恐らく、Linux audio programming のスタンダードな設計として言えば、ALSA + Plusaudio といった組み合わせでストリーミング・サーバを建てて、クライアント側では VLC のクライアントで USB に音声データを流して 3.5mm ジャックへ変換してスピーカーから音を出すということになるのだと思っているのだけれど、これがなかなか単純にはいかない。だが、こういうところから少しずつ始めたほうが勉強になるし、堅実だ。

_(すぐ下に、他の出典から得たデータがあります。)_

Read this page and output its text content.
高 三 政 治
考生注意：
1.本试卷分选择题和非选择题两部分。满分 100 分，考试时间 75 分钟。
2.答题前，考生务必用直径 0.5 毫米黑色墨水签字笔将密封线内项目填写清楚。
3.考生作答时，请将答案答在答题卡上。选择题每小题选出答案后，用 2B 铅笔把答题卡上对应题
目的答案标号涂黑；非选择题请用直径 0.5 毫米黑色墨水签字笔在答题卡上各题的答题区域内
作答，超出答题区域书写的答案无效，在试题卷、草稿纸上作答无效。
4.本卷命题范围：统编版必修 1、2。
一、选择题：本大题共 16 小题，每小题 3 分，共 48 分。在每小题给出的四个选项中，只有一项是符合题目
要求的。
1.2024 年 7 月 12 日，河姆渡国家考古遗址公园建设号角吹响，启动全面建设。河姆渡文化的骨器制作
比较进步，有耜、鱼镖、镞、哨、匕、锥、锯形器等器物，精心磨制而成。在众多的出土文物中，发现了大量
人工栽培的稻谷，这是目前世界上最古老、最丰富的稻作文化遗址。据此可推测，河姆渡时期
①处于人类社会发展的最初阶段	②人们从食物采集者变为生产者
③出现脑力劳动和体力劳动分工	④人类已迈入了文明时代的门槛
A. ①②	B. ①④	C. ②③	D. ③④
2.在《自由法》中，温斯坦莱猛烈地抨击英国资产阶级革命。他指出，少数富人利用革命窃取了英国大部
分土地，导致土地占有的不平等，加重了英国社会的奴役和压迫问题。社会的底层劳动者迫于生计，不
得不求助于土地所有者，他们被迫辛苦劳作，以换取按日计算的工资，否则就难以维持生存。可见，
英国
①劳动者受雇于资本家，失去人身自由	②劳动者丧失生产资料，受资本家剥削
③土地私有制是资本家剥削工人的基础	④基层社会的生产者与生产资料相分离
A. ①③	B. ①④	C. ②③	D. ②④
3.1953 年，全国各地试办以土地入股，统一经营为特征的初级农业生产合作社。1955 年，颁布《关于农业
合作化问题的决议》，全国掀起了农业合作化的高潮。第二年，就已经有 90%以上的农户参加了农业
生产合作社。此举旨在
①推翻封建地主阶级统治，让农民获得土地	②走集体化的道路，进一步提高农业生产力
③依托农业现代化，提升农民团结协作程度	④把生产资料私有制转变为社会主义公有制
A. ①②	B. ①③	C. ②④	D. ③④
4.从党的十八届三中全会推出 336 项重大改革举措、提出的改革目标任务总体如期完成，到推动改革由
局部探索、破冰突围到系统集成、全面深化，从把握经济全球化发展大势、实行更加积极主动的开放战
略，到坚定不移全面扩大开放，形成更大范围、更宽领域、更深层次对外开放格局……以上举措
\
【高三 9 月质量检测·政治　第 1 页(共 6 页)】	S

そもそも、サーバ側に VLC を入れるというのが最も簡単な方法として出回っているのだが、これはクリーン・インストールした Raspberry Pi OS ではぜんぜん動かなかった。依存関係のあるライブラリと合計して 1GB ほどのストレージを消費してるくせに、やってることは単に ALSA と Pulseaudio に連携してるだけなのに、"no stream_filter modules matched" の一言でストップしてしまう。おまけにログを見ると Python だ、Lua だと色々な処理系に依存していて、これではメンテナンス性に強い不安がある。

次に、ROC というフロントエンドも「簡単」という触れ込みで出回っているようだが、これも Docker.io やら Git をわざわざ入れてまで環境を用意しても、そもそも Docker からして書かれているオプション(--rm)を「なんだ、こんなオプション無いぞ」とはねつけてしまう。だいたい、自分の特殊な環境に依存してる自覚もない人に限って、「簡単にインストールできる」とか「すぐに終わる」などとウェブ・ページやブログ記事に書くものだ。プロの技術者であり、しかもインストールしたライブラリについて全ての依存関係を理解していないならなおさら、どういう条件でソフトウェアが動くのか正確に理解してはいない〈ということを理解している〉ものだ。無知の知、そのものである。

よって、そういう〈お手軽なツール〉はできるだけ無視して、冒頭で述べたようにオーソドックスな要件で始めるのがいいようだ。